Der Vertreter des Zivilen Bevölkerungsschutzes Bad Godesberg, Elsner, leitete am Sonntag die als „einmalig" bezeichneten Schauübungen und Vorführungen des Bundesamtes für Zivilen Bevölkerungsschutzes im Rahmen des Festzuges, dem ein Frühschoppen im „Jägerhof", ein gemeinsames Mittagessen, die Gefallenenehrung auf dem Friedhof und ein Festgottesdienst für die Lebenden und Verstorbenen der FF Heisterbacherrott unter Mitwirkung des Kirchenchores Cäcilia in der Pfarrkirche vorausgegangen war.

Pastor Müller weihte während des Festgottesdienstes — die Blauröcke waren bereits in der Frühe am Feuerwehrhaus angetreten — die neue Vereinsfahne, die Bürgermeister Müller unter dem Jubel der Versammlung am Vorabend an Wehrführer Willy Pütz überreicht hatte.
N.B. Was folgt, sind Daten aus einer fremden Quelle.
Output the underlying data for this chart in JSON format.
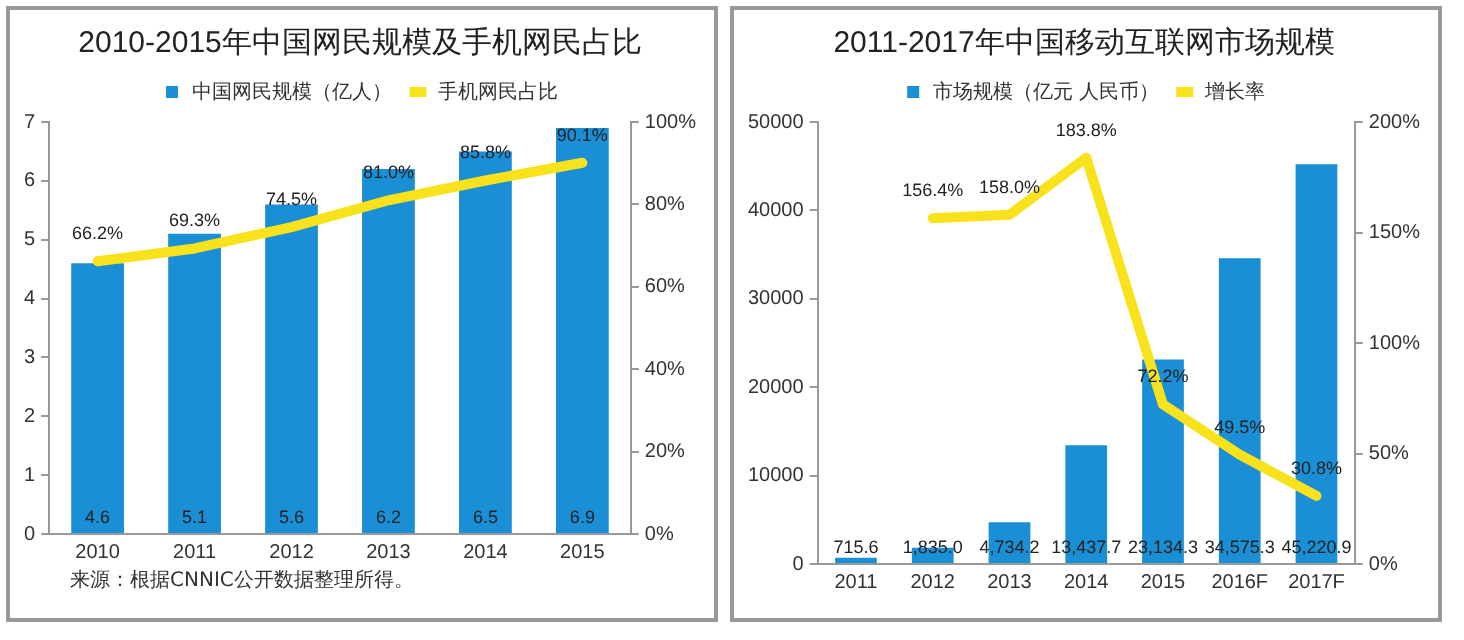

Die Fahne, in Karlsruhe hergestellt, zeigt auf der roten Vorderseite das Feuerwehremblem, darüber unddarunter im Halbbogen in Goldschrift eingestickt „Freiwillige Feuerwehr Heisterbacherrott" mit den beiden Jahreszahlen. Auf der blauen Gegenseite ist in künstlerischer Form St. Florian, der Schutzpatron der Wehrleute, eingestickt. Der Wahlspruch der Wehr bildet je einen Halbkreis. Die Fahne ist reich verziert mit Eckenstickerei, Borden und Fransen.
In den zahlreichen Ansprachen und Glückwünschen, die über den Empfang der auswärtigen Wehren am Sonntag bis hin zur ab¬schließenden Tanzveranstaltung im „Jägerhof" währten, kamen Dank und Anerkennung den Wehrkameraden für ihre bisher bewiesene Treue und Einsatzbereitschaft im Dienste an ihren Mitbürgern zum Ausdruck. Der Wunsch wurde laut, daß die FF Heisterbacherrott, „aufbauend auf ihre Tradition, eine stetige Aufwärtsentwicklung zur Erfüllung ihrer freiwillig übernommenen Pflichten" nehmen möge.